Teosofi adalah modifikasi antara latihan intelektual teoritis melalui filsafat dan pemurnian hati melalui sufisme

Konsep epistemologi Hudhuri ini dimulainya dengan menjelaskan hakikat cahaya. Menurut Suhrawardi, cahaya
adalah sesuatu hal yang tak perlu dijelaskan atau diterangi lagi karena ia sudah terang dengan sendirinya
Selanjutnya cahaya ini terbagi pada dua jenis yaitu pertama cahaya murni atau Nur Al-Mujarrad yang merupakan
cahaya yang berdiri sendiri dan cahaya temaram atau Nur Al-Aridh yang merupakan cahaya yang tidak mandiri.

Suhrawardi menggunakan kata Nur al-Anwar untuk meyebut Tuhan, dengan konsep al-Isyraq-nya, Suhrawardî
menyatakan bahwa seluruh alam semesta merupakan rentetan dari intensitas cahaya dan gradasi sinar dari
sumber cahaya berakhir pada kegelapan. Cahaya merupakan essensi yang paling nyata, dan cahaya yang
pertama tidaklah memerlukan penyebab laur selain dirinya sendiri, dalam hal ini Suhrawardi mengikuti pemikiran
Ibn Sina tentang Wajib al-Wujud. Dalam hal ini Suhrawardi menegaskan bahwa Wajib al-Wujud mestilah satu
dan itulah Nur al-Anwar.
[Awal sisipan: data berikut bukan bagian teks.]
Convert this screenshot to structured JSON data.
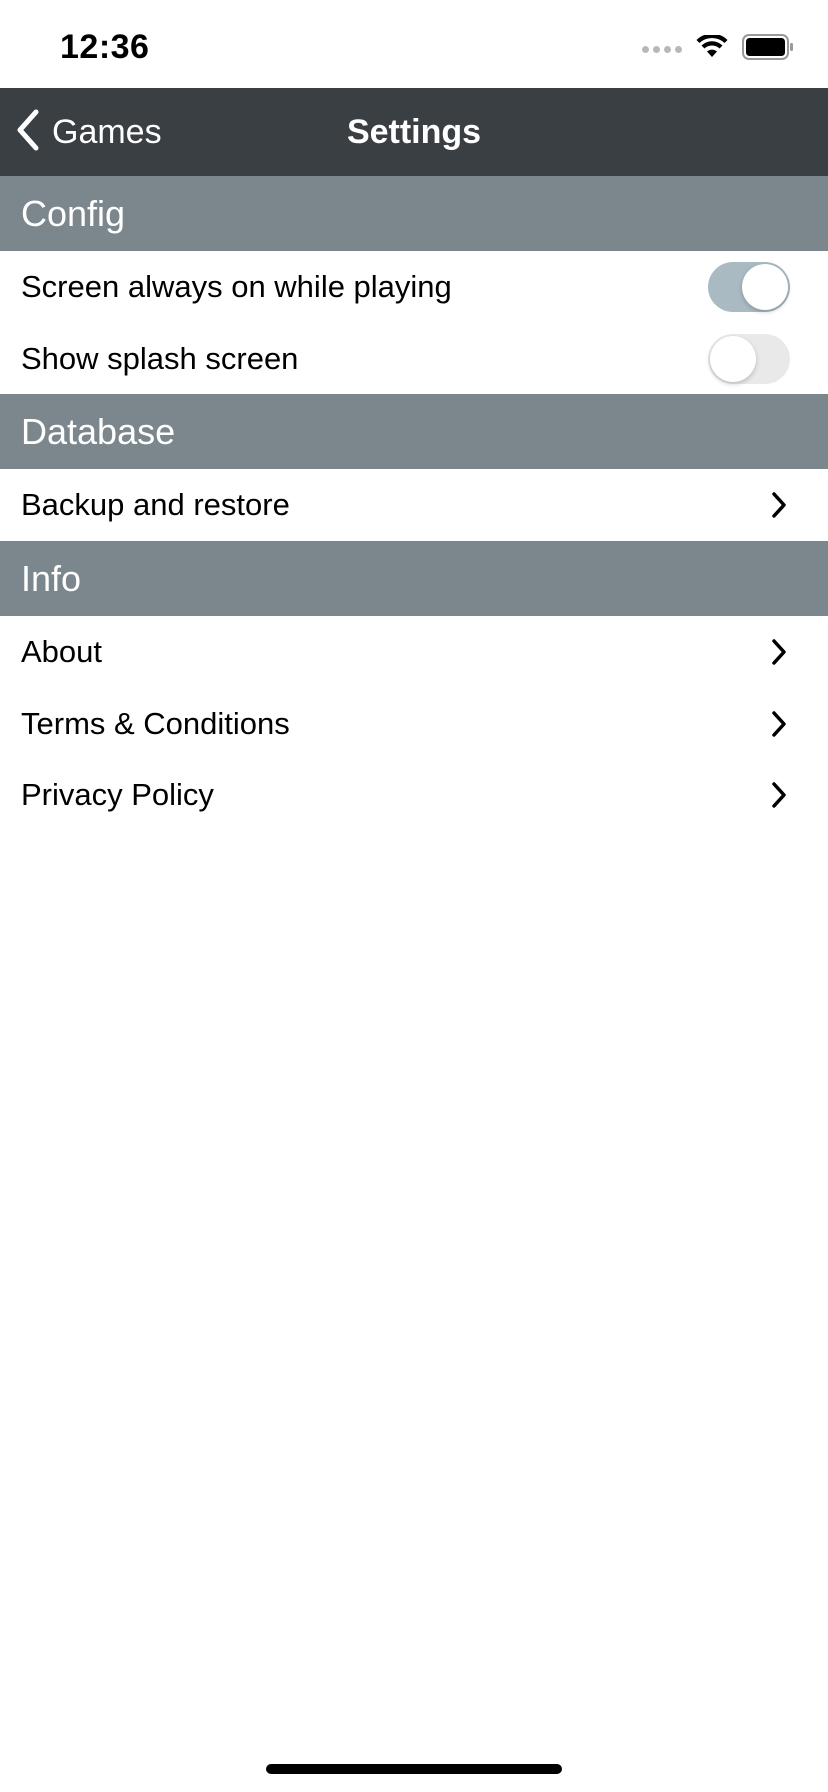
{
  "status_bar": {
    "time": "12:36",
    "icons": [
      "signal-icon",
      "wifi-icon",
      "battery-icon"
    ]
  },
  "nav": {
    "back_label": "Games",
    "back_icon": "chevron-left-icon",
    "title": "Settings"
  },
  "sections": {
    "config": {
      "header": "Config",
      "items": [
        {
          "label": "Screen always on while playing",
          "control": "toggle",
          "on": true
        },
        {
          "label": "Show splash screen",
          "control": "toggle",
          "on": false
        }
      ]
    },
    "database": {
      "header": "Database",
      "items": [
        {
          "label": "Backup and restore",
          "control": "chevron-right-icon"
        }
      ]
    },
    "info": {
      "header": "Info",
      "items": [
        {
          "label": "About",
          "control": "chevron-right-icon"
        },
        {
          "label": "Terms & Conditions",
          "control": "chevron-right-icon"
        },
        {
          "label": "Privacy Policy",
          "control": "chevron-right-icon"
        }
      ]
    }
  },
  "colors": {
    "nav_background": "#3a3f43",
    "section_header_background": "#7b878d",
    "toggle_on": "#aabac2",
    "toggle_off": "#e9e9ea"
  }
}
Disamping itu juga menurut Suhrawardi tidak mungkin Nur al-Anwar memiliki sekutu
karena mustahil ada dua cahaya utama secara bersamaan

Suhrawardi menegaskan bahwa Tuhan itu mesti satu baik sifat maupun dzat-Nya, karena itu Tuhan tidak boleh
memiliki banyak sifat karena keragaman sifat dapat memberikan konsekwensi logis pada dzat-Nya yaitu
kergaman dzat-Nya. Selain itu Suhrawardi menegaskan bahwa bahwa Tuhan tidak dapat diliputi aksiden
ataupun substansi karena hal itu akan mengurangi keesaan-Nya.

Konsep cahaya yang dibangun oleh Suhrawardi juga disinyalir terpengaruh oleh ajaran Zoroaster akan tetapi
memiliki perbadaan dalam menilai hubungan antara kegelapan dan cahaya. Zoroaster melihat bahwa hubungan
keduanya adalah hubungan perang yang abadi sementara bagi Suhrawardi hubungan antara cahaya dan
kegelapan memiliki garis demarkasi yang jelas. Menurutnya konsep cahaya dan gelap merupakan runtutan dari
intensitas pancaran cahaya artinya terjadinya kegelapan karena semakin jauh dari cahaya.